March 14, 2011 18:23 ET

U.S. Congressional Caucus on Bangladesh Urges Bangladesh Government to Ensure Continued Independence of Grameen Bank

Caucus Expresses Concerns Over the Removal of Founder Muhammad Yunus From Microcredit Bank

WASHINGTON, DC--(Marketwire - March 14, 2011) - All members of the U.S. Congressional Caucus on Bangladesh have written to Bangladesh Prime Minister Sheikh Hasina expressing concern over the government's removing Nobel Laureate Muhammad Yunus from his leadership position as managing director of Grameen Bank, which he founded nearly 30 years ago to provide small, low-interest loans primarily to poor women in Bangladesh, according to Grameen Research.

The Caucus also urged the Prime Minister to resolve its dispute with Dr. Yunus "through a mutually satisfactory compromise that ensures the ongoing independence of Grameen Bank."

In a letter dated March 11, the Caucus said the progress Bangladesh has made in recent years in growing its economy, beginning to address corruption, cooperating with its neighbors, alleviating poverty, and improving the rule of law has been overshadowed by the government's focus on Professor Yunus.

The dispute has introduced "uncertainty regarding one of Bangladesh's most visible and beloved institutions," the Caucus members wrote, adding, "Many of us have personally seen the effectiveness of Grameen programs and believe they and Dr. Yunus have done a great deal to improve lives by providing access to credit for those without collateral."

Members of Congress who signed the letter are Gary Ackerman (D-NY), Shelly Berkley (D-NY), Howard Berman (D-CA), Jerry Connolly (D-VA), Joseph Crowley (D-NY), Keith Ellison (D-MN), Rush Holt (D-NJ), Michael Honda (D-CA), Sheila Jackson Lee (D-TX), Peter King (R-NY), Rick Larsen (D-WA), Steve Lynch (D-MA), Carolyn B. Maloney (R-CA), Jim McDermott (D-WA), Gregory Meeks (D-NY), Jim Moran (D-VA), Jerrold Nadler (D-NY), Grace Napolitano (D-CA), Bill Pascrell (D-NJ), David Price (D-NC), Charlie Rangel (D-NY), Sylvestre Reyes (D-TX), Brad Sherman (D-CA), Chris Van Hollen (D-MD), Anthony Weiner (D-NY), David Wu (D-OR).
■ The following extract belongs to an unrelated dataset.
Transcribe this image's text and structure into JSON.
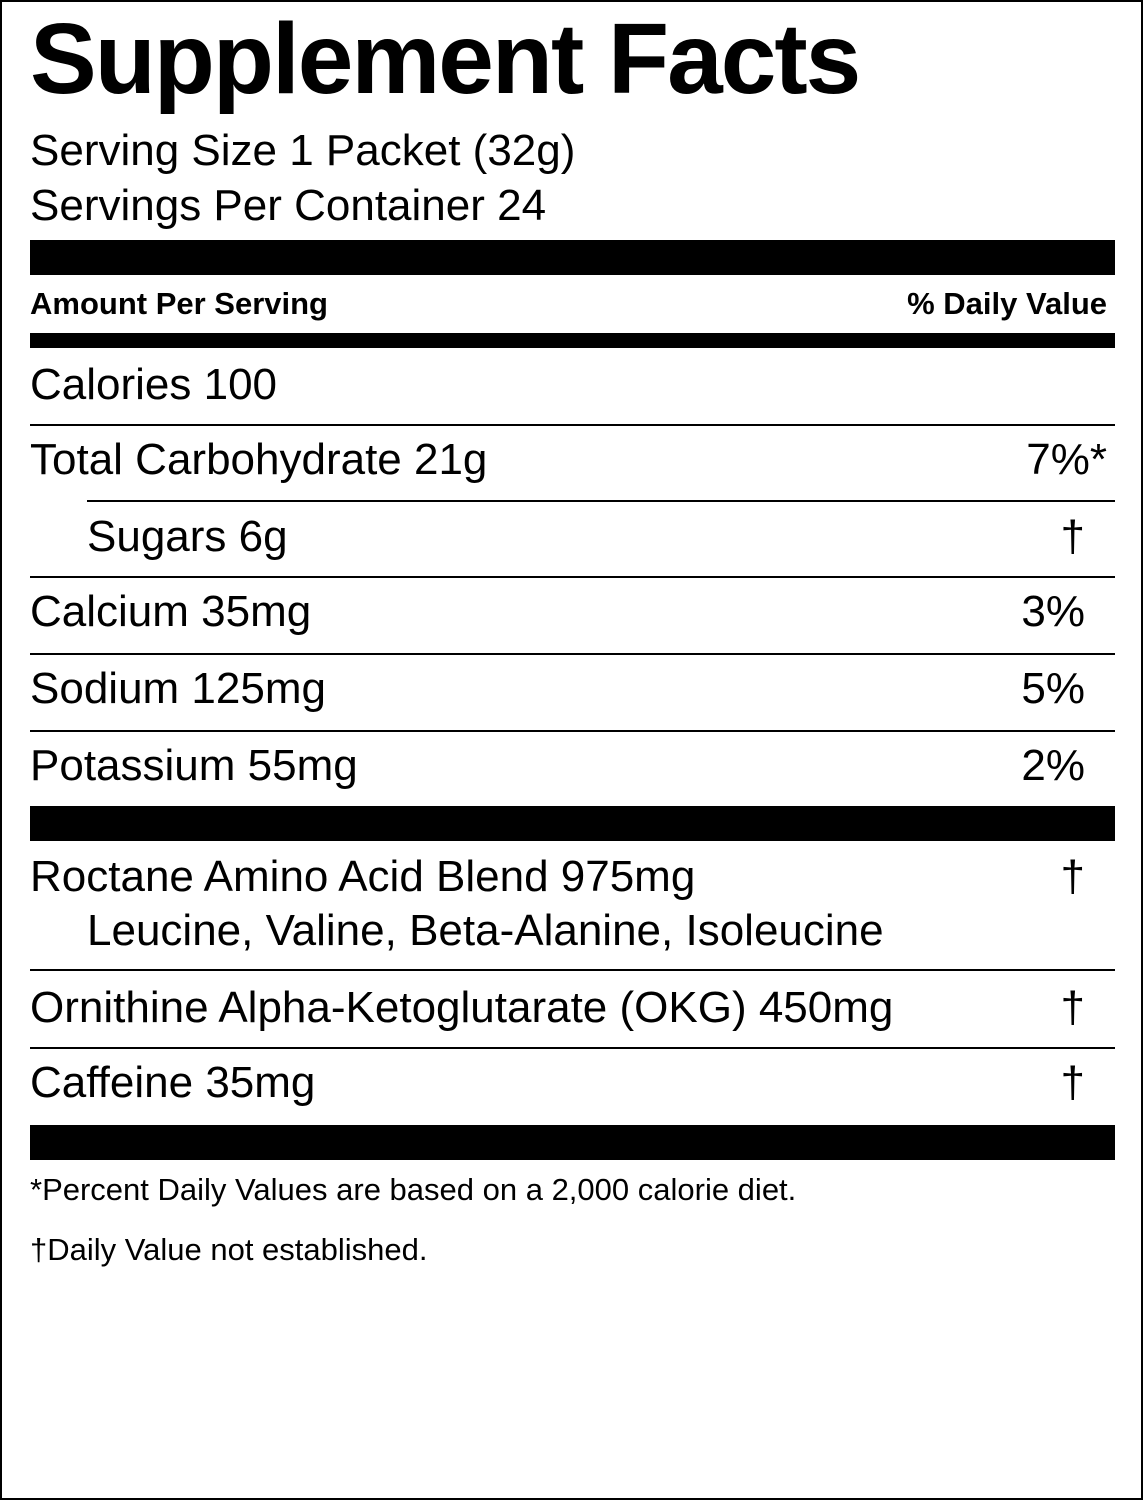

On March 2, the Bangladesh government removed Yunus for exceeding the mandatory public employee retirement age of 60. Supporters of Prof. Yunus have pointed out that Grameen Bank is not a public sector company, and the retirement age is not enforced uniformly. The Finance Minister of Bangladesh, who is himself 77 years old, was the official who called the 70-year-old Yunus too old to run the organization that started as an informal lending operation in 1976 and became a specially chartered bank in 1983. The current President of Bangladesh Zillur Rahman, a senior member of Prime Minister Hasina's political party, is 82.
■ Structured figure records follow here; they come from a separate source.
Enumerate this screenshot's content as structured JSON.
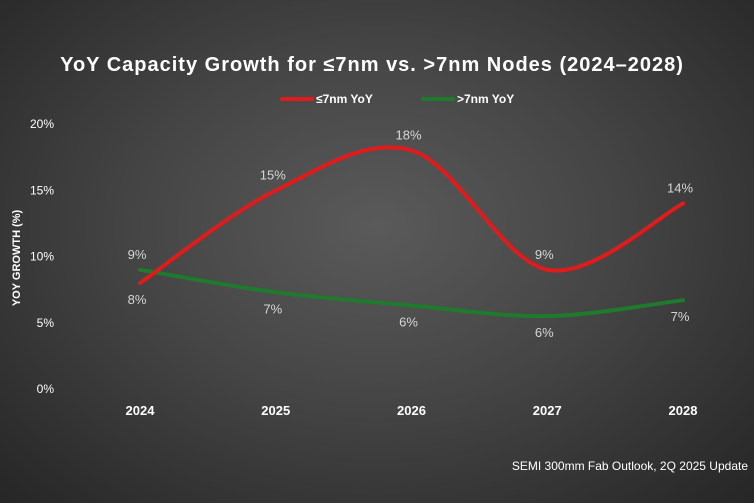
{
  "chart_data": {
    "type": "line",
    "title": "YoY Capacity Growth for ≤7nm vs. >7nm Nodes (2024–2028)",
    "ylabel": "YOY GROWTH (%)",
    "xlabel": "",
    "categories": [
      "2024",
      "2025",
      "2026",
      "2027",
      "2028"
    ],
    "ylim": [
      0,
      20
    ],
    "yticks": [
      0,
      5,
      10,
      15,
      20
    ],
    "ytick_labels": [
      "0%",
      "5%",
      "10%",
      "15%",
      "20%"
    ],
    "grid": false,
    "legend_position": "top-center",
    "smooth": true,
    "series": [
      {
        "name": "≤7nm YoY",
        "color": "#e01b1b",
        "values": [
          8,
          15,
          18,
          9,
          14
        ],
        "labels": [
          "8%",
          "15%",
          "18%",
          "9%",
          "14%"
        ],
        "label_position": [
          "below",
          "above",
          "above",
          "above",
          "above"
        ]
      },
      {
        "name": ">7nm YoY",
        "color": "#1f7a2e",
        "values": [
          9,
          7.3,
          6.3,
          5.5,
          6.7
        ],
        "labels": [
          "9%",
          "7%",
          "6%",
          "6%",
          "7%"
        ],
        "label_position": [
          "above",
          "below",
          "below",
          "below",
          "below"
        ]
      }
    ],
    "source_note": "SEMI 300mm Fab Outlook, 2Q 2025 Update"
  }
}
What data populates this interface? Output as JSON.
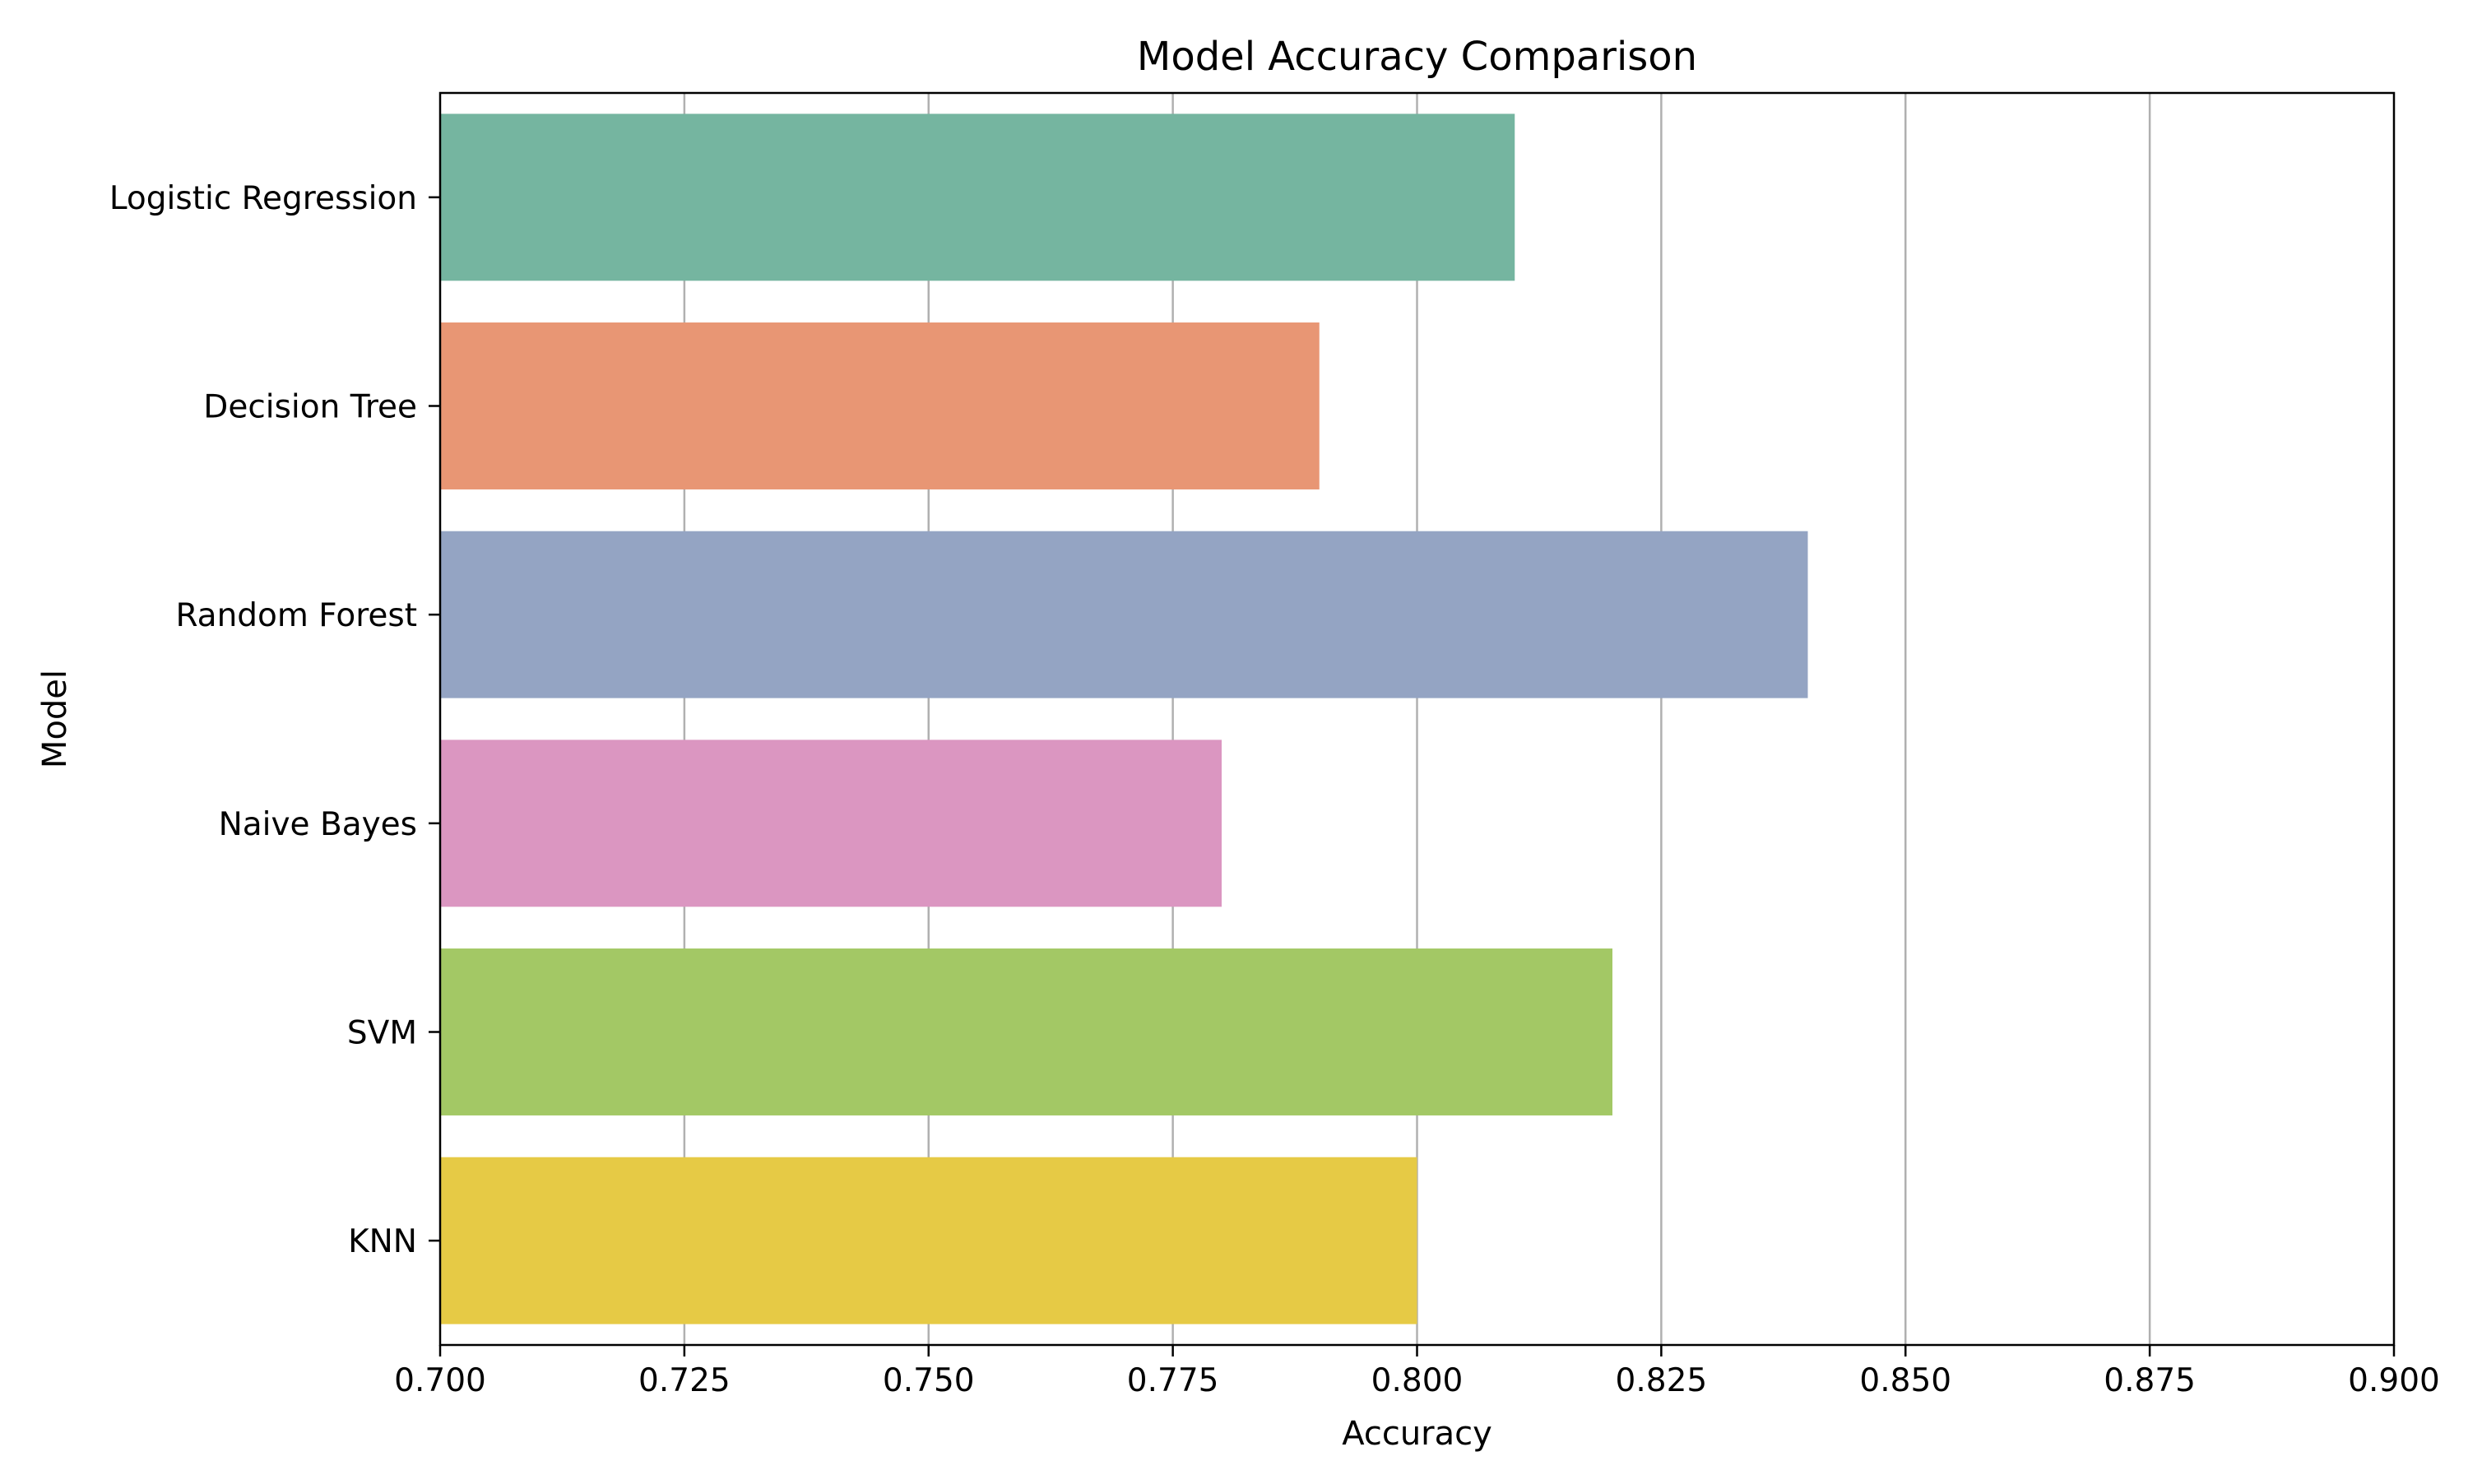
{
  "chart_data": {
    "type": "bar",
    "orientation": "horizontal",
    "title": "Model Accuracy Comparison",
    "xlabel": "Accuracy",
    "ylabel": "Model",
    "categories": [
      "Logistic Regression",
      "Decision Tree",
      "Random Forest",
      "Naive Bayes",
      "SVM",
      "KNN"
    ],
    "values": [
      0.81,
      0.79,
      0.84,
      0.78,
      0.82,
      0.8
    ],
    "colors": [
      "#75b5a0",
      "#e89674",
      "#94a4c3",
      "#db96c1",
      "#a3c865",
      "#e6ca45"
    ],
    "xlim": [
      0.7,
      0.9
    ],
    "xticks": [
      "0.700",
      "0.725",
      "0.750",
      "0.775",
      "0.800",
      "0.825",
      "0.850",
      "0.875",
      "0.900"
    ],
    "grid": "x-axis vertical lines",
    "grid_color": "#b0b0b0",
    "legend": "none"
  }
}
According to Bangladesh news reports, pro-government activists have attacked demonstrators, including Grameen Bank depositors and officials, who have been protesting Prof. Yunus' dismissal across the country. 
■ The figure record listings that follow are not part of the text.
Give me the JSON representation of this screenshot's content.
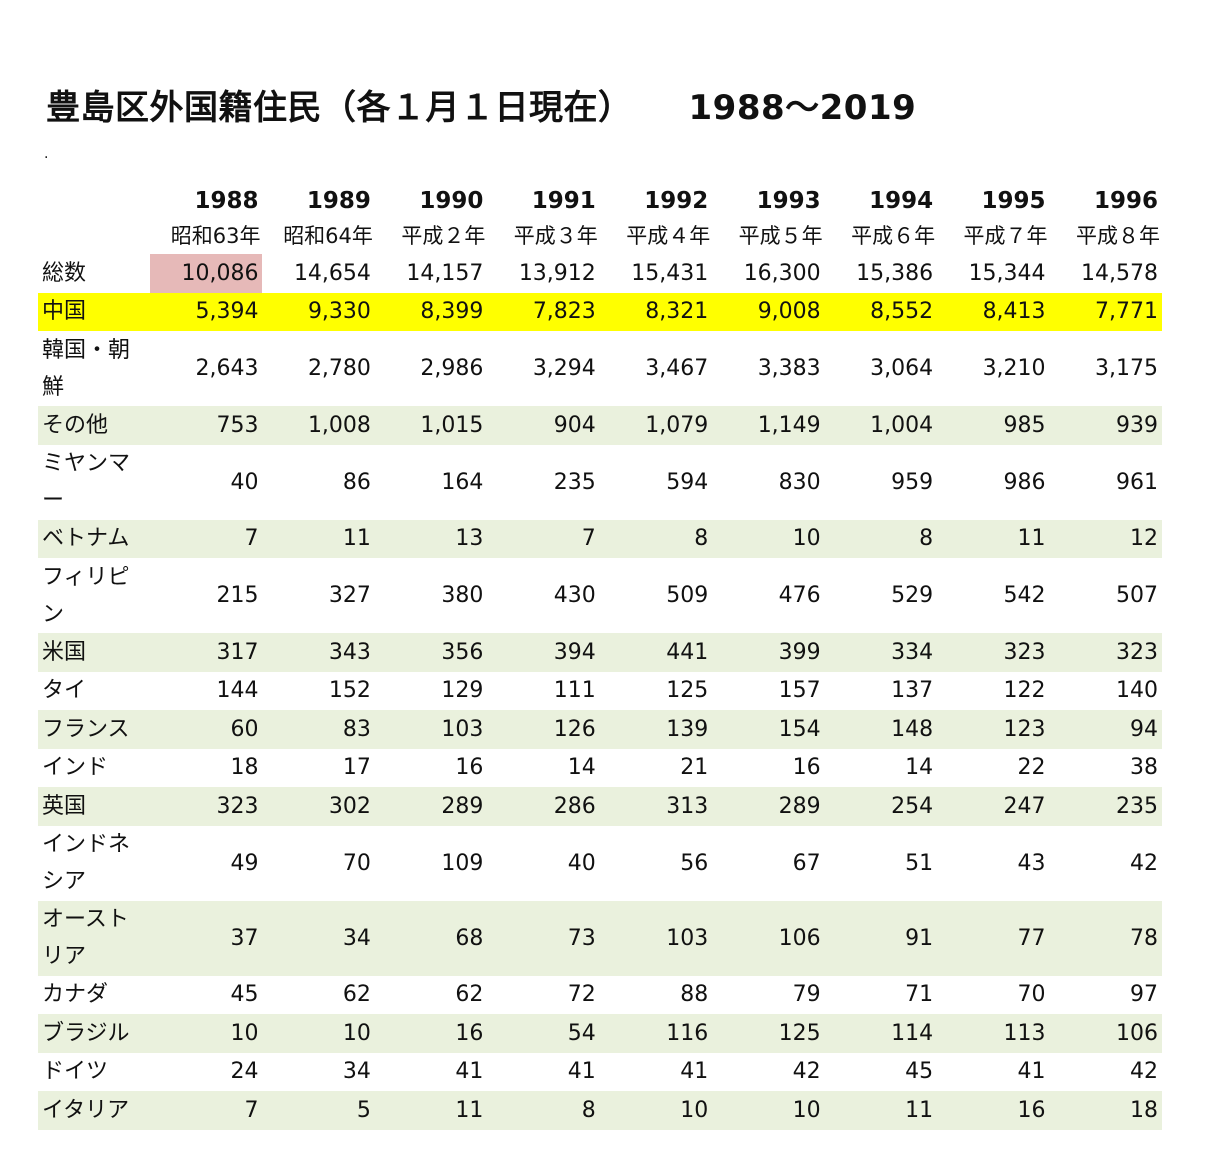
{
  "title": "豊島区外国籍住民（各１月１日現在）",
  "title_range": "1988〜2019",
  "dot": ".",
  "years": [
    "1988",
    "1989",
    "1990",
    "1991",
    "1992",
    "1993",
    "1994",
    "1995",
    "1996"
  ],
  "eras": [
    "昭和63年",
    "昭和64年",
    "平成２年",
    "平成３年",
    "平成４年",
    "平成５年",
    "平成６年",
    "平成７年",
    "平成８年"
  ],
  "rows": [
    {
      "label": "総数",
      "values": [
        "10,086",
        "14,654",
        "14,157",
        "13,912",
        "15,431",
        "16,300",
        "15,386",
        "15,344",
        "14,578"
      ]
    },
    {
      "label": "中国",
      "values": [
        "5,394",
        "9,330",
        "8,399",
        "7,823",
        "8,321",
        "9,008",
        "8,552",
        "8,413",
        "7,771"
      ]
    },
    {
      "label": "韓国・朝鮮",
      "values": [
        "2,643",
        "2,780",
        "2,986",
        "3,294",
        "3,467",
        "3,383",
        "3,064",
        "3,210",
        "3,175"
      ]
    },
    {
      "label": "その他",
      "values": [
        "753",
        "1,008",
        "1,015",
        "904",
        "1,079",
        "1,149",
        "1,004",
        "985",
        "939"
      ]
    },
    {
      "label": "ミヤンマー",
      "values": [
        "40",
        "86",
        "164",
        "235",
        "594",
        "830",
        "959",
        "986",
        "961"
      ]
    },
    {
      "label": "ベトナム",
      "values": [
        "7",
        "11",
        "13",
        "7",
        "8",
        "10",
        "8",
        "11",
        "12"
      ]
    },
    {
      "label": "フィリピン",
      "values": [
        "215",
        "327",
        "380",
        "430",
        "509",
        "476",
        "529",
        "542",
        "507"
      ]
    },
    {
      "label": "米国",
      "values": [
        "317",
        "343",
        "356",
        "394",
        "441",
        "399",
        "334",
        "323",
        "323"
      ]
    },
    {
      "label": "タイ",
      "values": [
        "144",
        "152",
        "129",
        "111",
        "125",
        "157",
        "137",
        "122",
        "140"
      ]
    },
    {
      "label": "フランス",
      "values": [
        "60",
        "83",
        "103",
        "126",
        "139",
        "154",
        "148",
        "123",
        "94"
      ]
    },
    {
      "label": "インド",
      "values": [
        "18",
        "17",
        "16",
        "14",
        "21",
        "16",
        "14",
        "22",
        "38"
      ]
    },
    {
      "label": "英国",
      "values": [
        "323",
        "302",
        "289",
        "286",
        "313",
        "289",
        "254",
        "247",
        "235"
      ]
    },
    {
      "label": "インドネシア",
      "values": [
        "49",
        "70",
        "109",
        "40",
        "56",
        "67",
        "51",
        "43",
        "42"
      ]
    },
    {
      "label": "オーストリア",
      "values": [
        "37",
        "34",
        "68",
        "73",
        "103",
        "106",
        "91",
        "77",
        "78"
      ]
    },
    {
      "label": "カナダ",
      "values": [
        "45",
        "62",
        "62",
        "72",
        "88",
        "79",
        "71",
        "70",
        "97"
      ]
    },
    {
      "label": "ブラジル",
      "values": [
        "10",
        "10",
        "16",
        "54",
        "116",
        "125",
        "114",
        "113",
        "106"
      ]
    },
    {
      "label": "ドイツ",
      "values": [
        "24",
        "34",
        "41",
        "41",
        "41",
        "42",
        "45",
        "41",
        "42"
      ]
    },
    {
      "label": "イタリア",
      "values": [
        "7",
        "5",
        "11",
        "8",
        "10",
        "10",
        "11",
        "16",
        "18"
      ]
    }
  ],
  "colors": {
    "highlight_row": "#ffff00",
    "highlight_cell": "#e6b9b8",
    "band_row": "#eaf1dd"
  }
}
At the same time, there are reports that Grameen members increasingly are withdrawing their savings from the Bank. Poor women own 95 percent of Grameen Bank shares. The Chairman of BRAC (the world's largest development organization, in Bangladesh) and others have voiced concerns about financial contagion. Microfinance organizations serve approximately 80 percent of the country's population, and Grameen Bank is one of the three largest.

Dr. Yunus and the Grameen Bank received the 2006 Nobel Peace Prize in recognition of "their efforts to create economic and social development from below." 

As of March 1, 2011, Grameen Bank has disbursed more than US $10 billion in microcredit loans to nearly 8.26 million members. The average loan is US $882.35. Its loan recovery rate is 97.32 percent. Grameen Bank loans are financed entirely, 100 percent, from internal resources. The bank has 2,565 branches serving 81,378 villages in Bangladesh.

Grameen Research, a not-for-profit company headed by Vidar Jorgensen, provides research, training and other microfinance support and other services for low income populations.